Los policías que no pudieron reír últimos. Crédito: Encripdata.

Estaban exultantes. Acababan de dar el gran golpe del año. No dudaron, entonces, en sacarse la foto que publica Encripdata. Sonrieron. No era para menos: estaban parados sobre 2 millones de dólares. Debajo de sus pies, en esas bolsas negras, había 550 kilos de cocaína, según informaron sus jefes de la Superintendencia de Investigaciones del Tráfico de Drogas Ilícitas luego de atrapar a los narcos, o más de una tonelada del polvo blanco, unos 4 millones de dólares, según los traficantes que vieron como los uniformados les robaron la mitad del cargamento frente a sus narices.

Los policías nunca esperaron que los narcos sugirieran eso en el juicio, menos que el tribunal absolviera a los acusados y ordenara investigar a los acusadores, menos aún que la jueza Sandra Arroyo Salgado y el fiscal Fernando Domínguez imputaran al fiscal, los secretarios y ellos mismos por el golpe detrás del golpe de «Leones Blancos»: el robo de la mitad de la droga para revenderla en Santa Clara del Mar y en Europa.

Pero los que sonrieron aquella vez se olvidaron de que lo hicieron la foto.

La jueza procesó a los policías Adrián Gonzalo Baeta y Juan Alberto Elizalde, los primeros en llegar a las 20.38 al peaje de la Autopista Panamericana, donde detuvieron a los traficantes; sus compañeros José María Delgado y Tamara Belén Machuca; Juan José Magraner, jefe de todos ellos; y Leonardo Gastón Irala y Raúl Elías Hernández, que estuvieron allí aquel 29 de diciembre de 2013.

Roberto Casorla Yalet, abogado de Magraner, realizó un análisis del impacto de los teléfonos en las antenas que cubren la autopista para intentar demostrar que Carlos Daniel Maidana -un expolicía federal devenido en informante de Baeta- mintió nueve veces al declarar como «arrepentido» para mejorar su situación procesal frente a la del resto de los involucrados en el robo de la cocaína.
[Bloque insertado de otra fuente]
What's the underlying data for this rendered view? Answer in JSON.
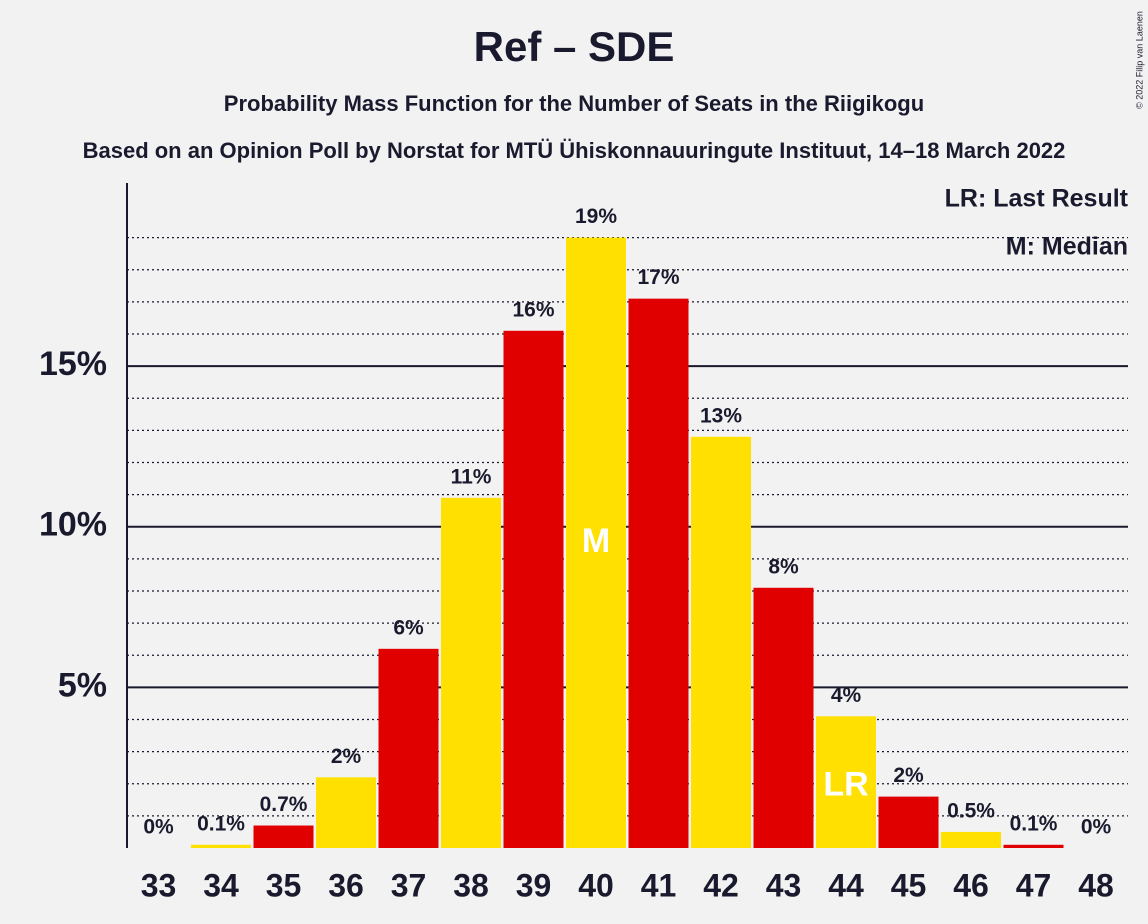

Los abogados de Irala y Hernández, en cambio, consideraron que el hecho investigado existió tras revisar la prueba recolectada por la jueza y el fiscal y hasta reconocieron que sus defendidos participaron de «Leones Blancos», pero que ellos solo estuvieron en el perímetro del operativo. A decir de Irala, que «no estuvo presente cuando ello ocurrió», es decir, cuando sus compañeros se robaron la droga. A decir de Hernández, tampoco «participó de la incautación de material prohibido» por lo que también fue «ajeno al desvío».

Los camaristas Marcos Morán, Juan Pablo Salas y Marcelo Darío Fernández, de la Sala I de la Cámara Federal de San Martín, les creyeron a Irala y Hernández: «Se carece de precisiones en torno al modo en que efectuaban la custodia perimetral, su alcance respecto del epicentro de la escena criminal, como así también su presencia en el momento justo en que se materializara la sustracción». Por eso no solo ordenaron su excarcelación sino también su falta de mérito para procesar o sobreseer.

Pero, como demuestra la foto que publica Encripdata, Irala y Hernández no estuvieron en el perímetro. No todo el tiempo. También estuvieron en, como lo definieron los camaristas, «el epicentro de la escena criminal». Se pararon sobre las bolsas negras, sobre los millones de dólares en cocaína. Como policías de Quilmes en un operativo que empezó en Moreno a cargo de un fiscal de San Isidro. Y en remeras, bermudas y zapatillas.

Y no solo sonrieron para la foto. También trasladaron los bolsos que contenían las bolsas negras con el polvo blanco. No por nada estaban transpirados.

Irala y Hernández sonrieron para la foto, pero se olvidaron el final del refrán.